Re: Just Joined, got lots of questions -help?

From: John Croft
Message: 853
Date: 2000-01-11

Sabine wrote
>on the subject of the Philistines:
>the Bible says they had come from Crete (Kaphtor) to the Levantine
coast.
>The end of the thirteenth century saw a lot of moving peoples in the
eastern
>Mediterranean, but only the Egyptians, seeing themselves threatened by
those
>sea-farers from the North, wrote down their names. The Philistines are
>usually seen as the people called 'Peleset', one of those trying to
invade
>Egypt from the East at around 1190 BC (during the reign of Ramses III).
>The one strange thing that might at some time in the future prove to
be a
>linguistic link is the way the Peleset - warriors are painted in the
temple
>of Ramses III at Medinet Habu. Their headgear looks like upright
feathers
>slightly spread in the form of a fan and has for this reason be
paralleled
>with the sign no. 2 of the famous Cretan Phaistos Disc depicting a man
with
>exactly that kind of thing on his head. Well, may be we'll live to
see...
>The languages found in the region of Palestine (name deriving from
>Philistines) are, as far as I know, all of the Western-Semitic kind.
But
>actual connections between Western Galilee and the Minoan world before
the
>end of the 17th cent. BC have been proven in excavations at Tel Kabri.
>Archaeologists found a painted floor with a typically Aegean
decoration.
>(cf. W-D. Niemeier, New Archaeological Evidence for a 17th Century
Date of
>the 'Minoan Eruption from Israel (Tel Kabri, Western Galilee), in:
Thera and
>the Aegean World III/3, Lond. 1990. There is also another article by
>Niemeier you might want to have a look at on this subject, Brent: The
>Mycenaeans in Western Anatolia and the Problem of the origins of the
Sea
>Peoples, in: Mediterranean Peoples in Transition, eds.
Gitin/Mazar/Stern,
>Jerusalem 1998. This article contains a beautiful summary of all the
>theories made for the sea peoples since the beginning of the centuries
and
>give you an idea of how much the early Greeks (Mycenaeans, i.e.
Achaians,
>not Dorians etc.) had to do in the region at that time.

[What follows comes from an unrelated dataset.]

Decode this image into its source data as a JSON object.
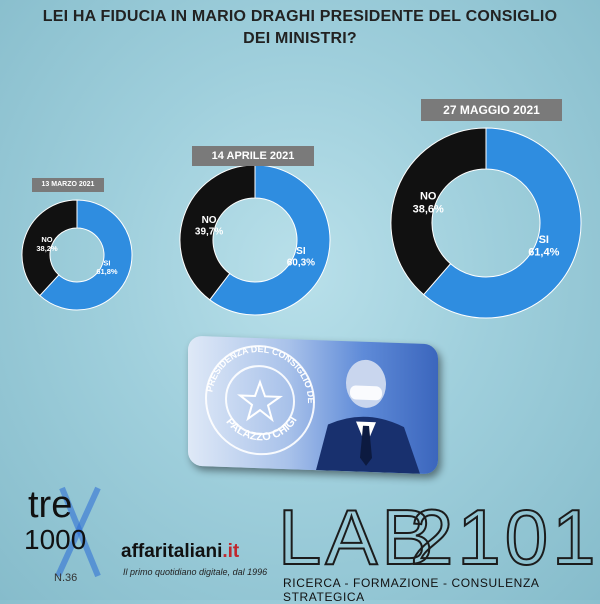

There is also the evidence of the appearance of Late Helladic IIIC
pottery finds associated with the Philistine/Peleset in Palestine,
which again points to an Aegean Mycenaean origin. Sabine is correct in
saying that from fairly early on the Philistines spoke a West Semetic
Caananite language, but there are elements which suggest an origin
elsewhere. The title used for Philistine monarchs, for instance,
Seren, has been linked to the Greek word ,Tyrant.

There is also the early story of Mopsus of Colophon, a city of the Asia
Minor coast, who seems to have been associated with the movement of the
Peoples of the Sea. Cilician geneaologies for instance speak of Moxus
amongst their ancestors. Robert Graves in his Greek myths tells of the
death of Mopsus in Askelon (the Philistine city), after a sojourn in
Egypt, where he died after being bitten by a viper for throwing a
statue of the Goddess into a lake.

Intriguingly Moxus/Mopsus in Egyptian would have been given the name
Moses, but that is another story entirely!